Against such an intro, you'd be right to expect an effective example to the contrary. Enter South Africa's Vivid Audio loudspeakers. Like race-car chassis, they're housed in wind-slippery very low-mass enclosures made of balsa-core glass-fibre composites. Once you step closer, only slightly less obvious to the eye is that the drivers are proprietary and different. And particuarly with the baby of the Giya range under review today, it's also apparent that the drivers terminate in unusual ways, i.e. those strange tubes inside the loop which the G1 and G2 siblings conceal. Mention the radically styled B&W Nautilus concept speaker of yore and the genetic connections become clear [photo © Jake Purches, UK]. Tapered tubes are absorptively loaded to capture their drivers' rear emissions. That eliminates their reflective contributions from the relevant front-radiated information. With Joël Chevassus on staff having reviewed the K1 and G1 to include plenty of background information and photos on the Vivid Audio facility and its lead designer Laurence Dickie, interested readers will refer to them to eliminate redundancies.


Very unceremoniously, this gets us back at the cover shot. A not very tall Mr. Dickie must lean down to rest his elbow on the G4. As a bona fide 5-driver 4-way with horizontally opposed woofers—just like a BMW motorcycle boxer engine—our Giya monster stands just one meter tall. That's shockingly compact once you experience its very aspirated SPL potential. The form factor is obviously the antithesis to the oak-clad Tonmöbel of various rectangular proportions. Whether it'll inspire lust or revulsion depends on each viewer. No argument, it is an unapologetically modernist look. But its palette of stock automotive lacquers and surcharge options makes for a broad range of customization choices. If you're sick and tired of box speakers with their off-the-rack cones'n'domes, Vivid play a rather different tune. It's about how curves follow function, baby!

G4 and G1 side by side. Photo © Jake Purches, UK.

Having reacquainted myself with the Vivid sound at a Warsaw Audio Show, I decided it was high time that I review a pair myself. As they had at prior shows, these Vivid models exhibited a startlingly undirty wickedly fast very punchy sound.

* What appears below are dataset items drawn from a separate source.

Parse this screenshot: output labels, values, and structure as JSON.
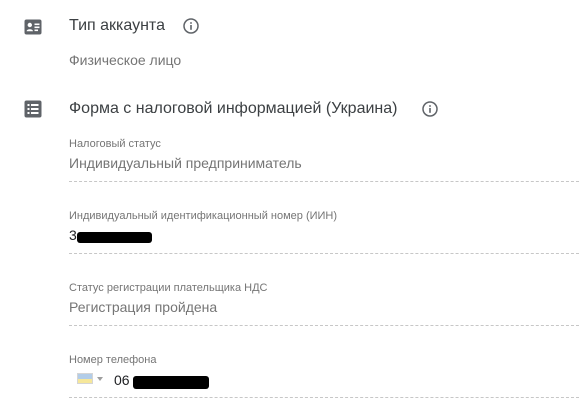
{
  "account_type": {
    "title": "Тип аккаунта",
    "value": "Физическое лицо",
    "icon": "account-card-icon",
    "info_icon": "info-icon"
  },
  "tax_form": {
    "title": "Форма с налоговой информацией (Украина)",
    "icon": "list-icon",
    "info_icon": "info-icon",
    "fields": [
      {
        "label": "Налоговый статус",
        "value": "Индивидуальный предприниматель"
      },
      {
        "label": "Индивидуальный идентификационный номер (ИИН)",
        "value": "3"
      },
      {
        "label": "Статус регистрации плательщика НДС",
        "value": "Регистрация пройдена"
      },
      {
        "label": "Номер телефона",
        "value": "06"
      }
    ]
  },
  "colors": {
    "icon": "#5f6368",
    "label": "#757575",
    "flag_top": "#b3cde8",
    "flag_bottom": "#f6e79a"
  }
}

By contrast, most other speakers sounded dirty to varying degrees. Think of a cross between electrostats and horns for Vivid; of generic boxy fuzz makers for much of the competition. On the subject of speaker speed when horns are out for whatever reason, Vivid seems a predestined choice.


For some quick history, Robert Trunz had been B&W's global marketing director and eventual majority share holder for two decades. He was instrumental to see to commercial fruition B&W's 5-year long £4 million Nautilus project as a promise to the dying company founder John Bowers. Following the success of the Nautilus project, Dickie had begun pursuing professional loudspeaker design with the support of now B&W president Robert Trunz. In December 1996 Trunz left the firm to pursue his record label followed by Dickie who was intent to continue the work he had started in pro audio.


At around the same time in 1999 when Dickie was appointed as consultant speaker designer with Turbosound, Trunz emigrated to Cape Town to be closer to his recording artists. Once in South Africa, he was visited by his former B&W importer Philip Guttentag and colleague Bruce Gessner. They proposed local manufacture of world-class speakers under the lead of Laurence Dickie. By 2004, Vivid's first model the B1 premiered at the Heathrow Hifi show.